Christmas Day 2017 marks exactly five months before the General Data Protection Regulation (GDPR) is effective throughout the European Union. The UK Government has made clear that irrespective of Brexit, the UK will be bound by GDPR from 25 May 2018, and the Data Protection Bill currently working its way through Parliament will ensure that the same rules apply in the UK after Brexit.
With five months to go many businesses, including ones that handle considerable amounts of personal data, such as those in the recruitment sector, have yet to take the initial steps towards seeking to comply with GDPR.
Businesses should be questioning: what personal data we hold? Where do we hold it, how do we collect it, what do we do with it, who do we share it with, and where do we send it and store it? Would we know what to do if someone asked what data of theirs we hold, how we would find it, and reply, within a month of the request?

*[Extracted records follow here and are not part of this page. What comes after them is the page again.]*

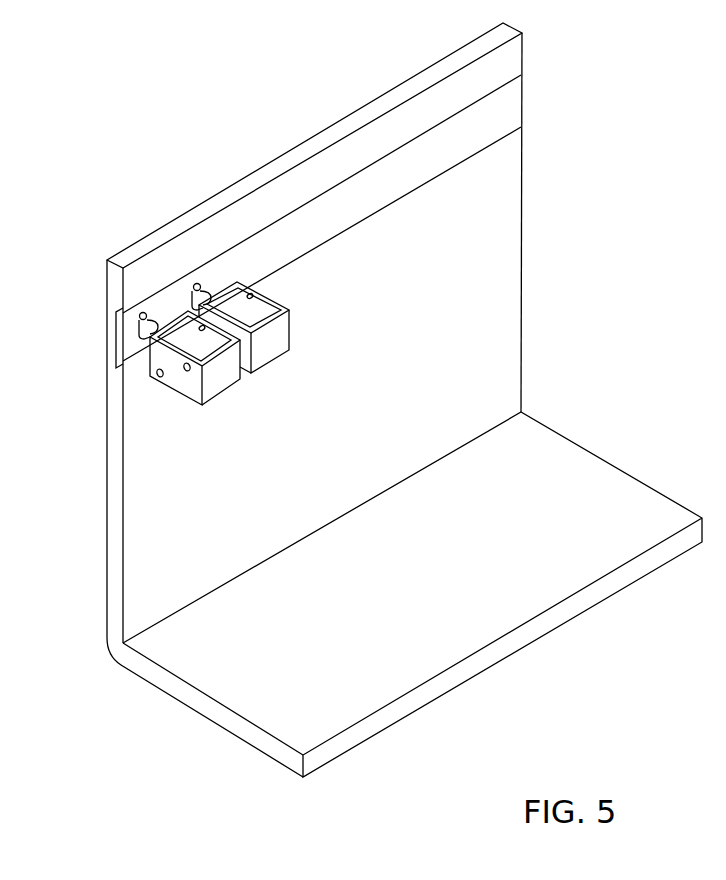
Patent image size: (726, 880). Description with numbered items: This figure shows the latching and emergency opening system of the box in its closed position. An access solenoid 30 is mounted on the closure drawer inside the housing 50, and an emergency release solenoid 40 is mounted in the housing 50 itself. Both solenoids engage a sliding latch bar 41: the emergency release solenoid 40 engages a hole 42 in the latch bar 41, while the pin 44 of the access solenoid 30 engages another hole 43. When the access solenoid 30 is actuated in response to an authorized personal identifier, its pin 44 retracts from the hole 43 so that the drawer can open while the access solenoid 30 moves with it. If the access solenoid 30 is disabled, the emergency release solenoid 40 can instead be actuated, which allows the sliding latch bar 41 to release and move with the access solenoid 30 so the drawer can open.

The access solenoid 30 is at (283, 342).
The emergency release solenoid 40 is at (178, 383).
The sliding latch bar 41 is at (266, 240).
The hole 42 is at (143, 312).
The hole 43 is at (199, 284).
The pin 44 is at (194, 287).
The housing 50 is at (238, 688).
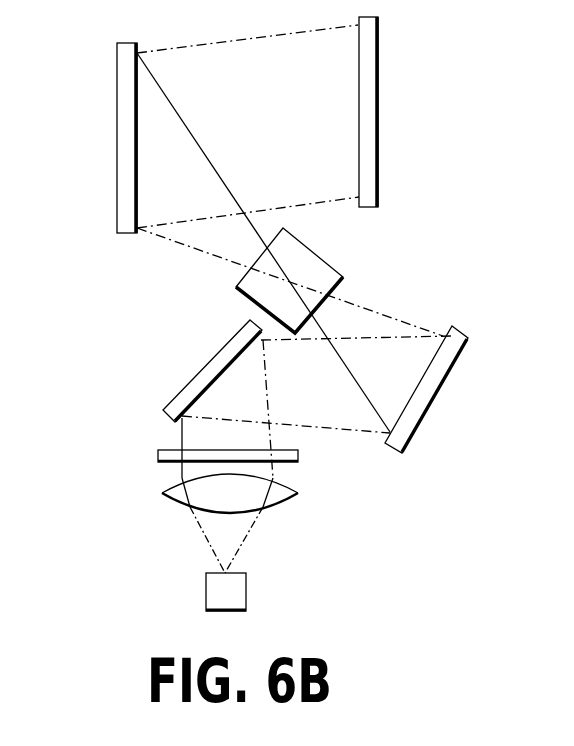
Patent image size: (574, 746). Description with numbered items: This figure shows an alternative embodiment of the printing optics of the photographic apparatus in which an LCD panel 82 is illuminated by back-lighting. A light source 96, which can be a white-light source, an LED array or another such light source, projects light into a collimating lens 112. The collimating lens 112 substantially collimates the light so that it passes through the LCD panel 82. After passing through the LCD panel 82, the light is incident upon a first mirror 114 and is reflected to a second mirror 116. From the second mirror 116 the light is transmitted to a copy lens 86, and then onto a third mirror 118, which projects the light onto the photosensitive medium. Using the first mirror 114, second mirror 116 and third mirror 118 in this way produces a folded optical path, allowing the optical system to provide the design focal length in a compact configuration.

The LCD panel 82 is at (368, 184).
The copy lens 86 is at (323, 273).
The light source 96 is at (232, 591).
The collimating lens 112 is at (283, 502).
The first mirror 114 is at (203, 377).
The second mirror 116 is at (445, 362).
The third mirror 118 is at (122, 200).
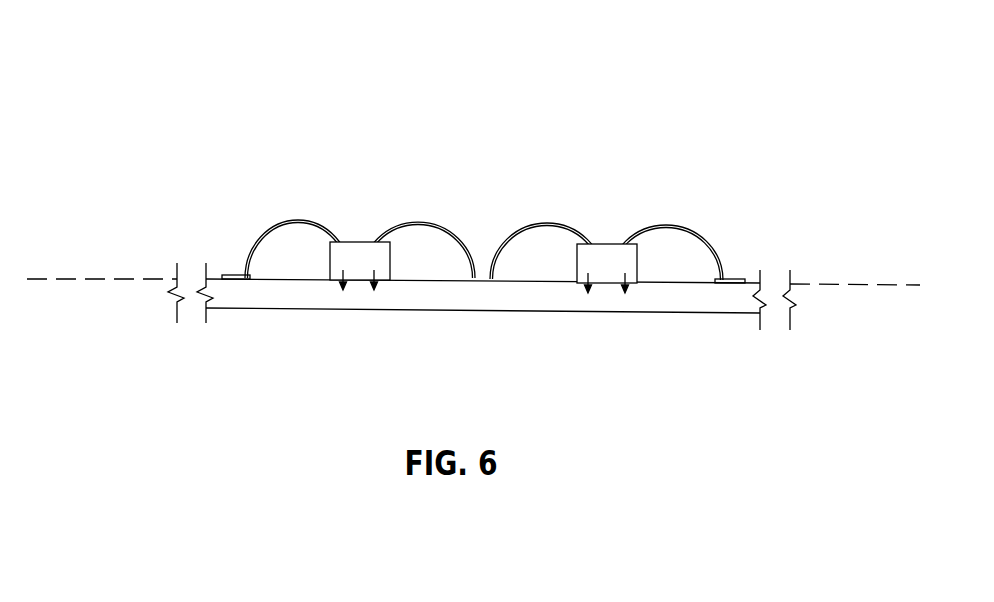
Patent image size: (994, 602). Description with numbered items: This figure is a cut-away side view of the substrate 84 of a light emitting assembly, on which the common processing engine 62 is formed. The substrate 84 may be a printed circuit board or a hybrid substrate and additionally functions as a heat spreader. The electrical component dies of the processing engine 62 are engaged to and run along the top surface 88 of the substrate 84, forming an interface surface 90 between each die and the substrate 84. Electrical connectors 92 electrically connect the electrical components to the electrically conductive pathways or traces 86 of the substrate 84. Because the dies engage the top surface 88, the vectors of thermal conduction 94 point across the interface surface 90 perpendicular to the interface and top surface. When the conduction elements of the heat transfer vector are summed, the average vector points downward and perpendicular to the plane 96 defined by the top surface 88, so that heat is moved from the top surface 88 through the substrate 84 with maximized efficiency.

The substrate 84 is at (250, 95).
The traces 86 is at (233, 274).
The top surface 88 is at (751, 283).
The common processing engine 62 is at (392, 243).
The electrical connectors 92 is at (307, 220).
The interface surface 90 is at (366, 280).
The vectors of thermal conduction 94 is at (374, 286).
The plane 96 is at (842, 286).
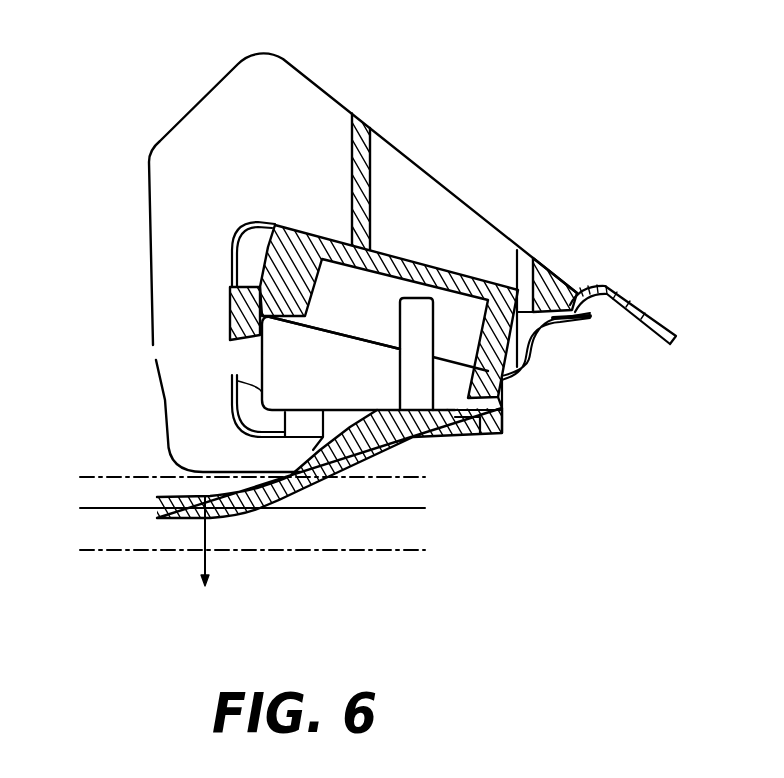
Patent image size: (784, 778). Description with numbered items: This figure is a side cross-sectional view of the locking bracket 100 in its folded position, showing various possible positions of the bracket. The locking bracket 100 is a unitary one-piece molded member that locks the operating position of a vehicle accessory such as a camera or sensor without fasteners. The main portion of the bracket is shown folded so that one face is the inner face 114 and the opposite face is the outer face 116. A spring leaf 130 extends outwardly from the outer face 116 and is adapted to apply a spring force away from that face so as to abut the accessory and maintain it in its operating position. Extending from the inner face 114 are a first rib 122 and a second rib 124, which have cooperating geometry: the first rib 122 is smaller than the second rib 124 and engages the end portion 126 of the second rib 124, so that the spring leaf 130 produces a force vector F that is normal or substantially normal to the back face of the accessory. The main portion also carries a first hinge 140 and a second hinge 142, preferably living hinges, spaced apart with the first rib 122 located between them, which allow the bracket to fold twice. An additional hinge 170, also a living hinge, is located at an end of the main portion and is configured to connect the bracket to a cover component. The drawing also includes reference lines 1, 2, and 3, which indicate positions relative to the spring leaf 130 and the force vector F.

New rules - in part replicating the existing Privacy and Electronic Communications Regulations, or PECR - around direct marketing were also due to come into force at the same time as GDPR. This now looks unlikely to happen then, but the new rules will come in to force in due course. Being prepared for an enhanced level of consent required for direct marketing will be key to keeping your database useful. When these new rules do come into effect, for many businesses, the so-called 'soft opt-in' will allow them to send direct marketing emails to their customers, but to benefit from that, they will have to have collected email contact details in the course of a sale of goods or services. In most recruitment businesses, that criteria will not apply to candidates, so getting their consent to receive marketing materials is essential. And consent is no longer via a pre-ticked box, or an assumption that if they visit your site they must want to hear from you.
The other area for businesses to consider is whether they need to appoint a Data Protection Officer (or DPO). A DPO is a senior appointment. The role is akin to a senior internal auditor, or even a non-exec director: it will be someone who both understands data protection law and practice, and who is able to raise difficult issues with the Board. Article 37 of GDPR sets out when an organisation needs to appoint a DPO. Articles 37(1)(b) provides that a DPO is required in circumstances "where the core activities of the controller consist of processing operations which require regular and systematic monitoring of data subjects on a large scale". Unhelpfully, GDPR gives no real indication of what that actually means. Instead, the EU's specialist committee (the Article 29 Working Party, or WP29) has issued Guidelines on the meaning of what "core activities" means. One example given is that of a hospital: whilst the core activity of a hospital is to provide healthcare, it could not do so safely and effectively without processing health data, such as patients' health records. "Therefore, processing these data [i.e. patients' health records] should be considered to be one of any hospital's core activities and hospitals must therefore designate DPOs." Conversely, "all organisations carry out certain activities, for example, paying their employees… Even though these activities are necessary or essential, they are usually considered ancillary functions rather than the core activities."
The second half of Article 37(1)(b) needs attention too: is the business undertaking activities which require regular and systematic monitoring of data subjects on a large scale? Again, this is something the GDPR doesn’t clearly define.
Recruitment businesses' "core activities" meet the first test for requiring a DPO, but recruitment businesses do not necessarily meet the second test: they do not all undertake activities which require regular and systematic monitoring of data subjects on a large scale. If your business does, you probably need to appoint a DPO, and if you want to be safe, likewise. But if your recruitment business does not engage in regular and systematic monitoring of candidates, you do not need to engage a DPO.
Either way, unless it is obvious that you do or do not need to appoint a DPO, WP29 recommends that controllers document the internal analysis carried out to determine the outcome, in order to demonstrate that the relevant factors have been taken into account properly.